Can ChatGPT evaluate research quality?
- URL: http://arxiv.org/abs/2402.05519v1
- Date: Thu, 8 Feb 2024 10:00:40 GMT
- Title: Can ChatGPT evaluate research quality?
- Authors: Mike Thelwall
- Abstract summary: ChatGPT-4 can produce plausible document summaries and quality evaluation rationales that match REF criteria.
Overall, ChatGPT does not yet seem to be accurate enough to be trusted for any formal or informal research quality evaluation tasks.
- Score: 3.9627148816681284
- License: http://creativecommons.org/licenses/by-nc-nd/4.0/
- Abstract: Purpose: Assess whether ChatGPT 4.0 is accurate enough to perform research
evaluations on journal articles to automate this time-consuming task.

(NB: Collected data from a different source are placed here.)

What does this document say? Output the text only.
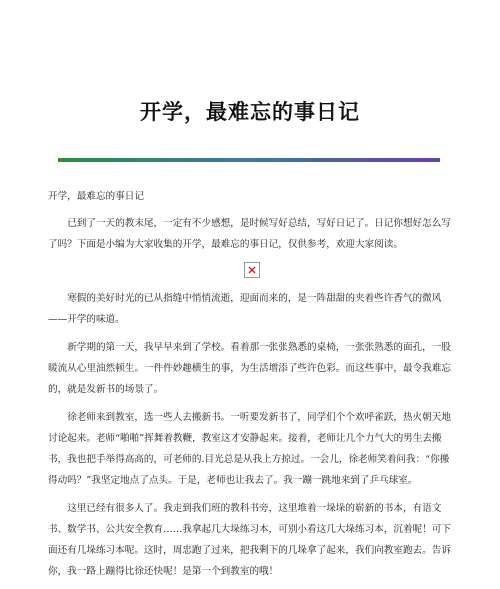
开学，最难忘的事日记

开学，最难忘的事日记

已到了一天的教末尾，一定有不少感想，是时候写好总结，写好日记了。日记你想好怎么写了吗？下面是小编为大家收集的开学，最难忘的事日记，仅供参考，欢迎大家阅读。

寒假的美好时光的已从指缝中悄悄流逝，迎面而来的，是一阵甜甜的夹着些许香气的微风——开学的味道。

新学期的第一天，我早早来到了学校。看着那一张张熟悉的桌椅，一张张熟悉的面孔，一股暖流从心里油然顿生。一件件妙趣横生的事，为生活增添了些许色彩。而这些事中，最令我难忘的，就是发新书的场景了。

徐老师来到教室，选一些人去搬新书。一听要发新书了，同学们个个欢呼雀跃，热火朝天地讨论起来。老师“啪啪”挥舞着教鞭，教室这才安静起来。接着，老师让几个力气大的男生去搬书，我也把手举得高高的，可老师的.目光总是从我上方掠过。一会儿，徐老师笑着问我：“你搬得动吗？”我坚定地点了点头。于是，老师也让我去了。我一蹦一跳地来到了乒乓球室。

这里已经有很多人了。我走到我们班的教科书旁，这里堆着一垛垛的崭新的书本，有语文书、数学书、公共安全教育……我拿起几大垛练习本，可别小看这几大垛练习本，沉着呢！可下面还有几垛练习本呢。这时，周忠跑了过来，把我剩下的几垛拿了起来，我们向教室跑去。告诉你，我一路上蹦得比徐还快呢！是第一个到教室的哦！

Design/methodology/approach: Test the extent to which ChatGPT-4 can assess the
quality of journal articles using a case study of the published scoring
guidelines of the UK Research Excellence Framework (REF) 2021 to create a
research evaluation ChatGPT. This was applied to 51 of my own articles and
compared against my own quality judgements. Findings: ChatGPT-4 can produce
plausible document summaries and quality evaluation rationales that match the
REF criteria. Its overall scores have weak correlations with my self-evaluation
scores of the same documents (averaging r=0.281 over 15 iterations, with 8
being statistically significantly different from 0). In contrast, the average
scores from the 15 iterations produced a statistically significant positive
correlation of 0.509. Thus, averaging scores from multiple ChatGPT-4 rounds
seems more effective than individual scores. The positive correlation may be
due to ChatGPT being able to extract the author's significance, rigour, and
originality claims from inside each paper. If my weakest articles are removed,
then the correlation with average scores (r=0.200) falls below statistical
significance, suggesting that ChatGPT struggles to make fine-grained
evaluations. Research limitations: The data is self-evaluations of a
convenience sample of articles from one academic in one field. Practical
implications: Overall, ChatGPT does not yet seem to be accurate enough to be
trusted for any formal or informal research quality evaluation tasks. Research
evaluators, including journal editors, should therefore take steps to control
its use. Originality/value: This is the first published attempt at
post-publication expert review accuracy testing for ChatGPT.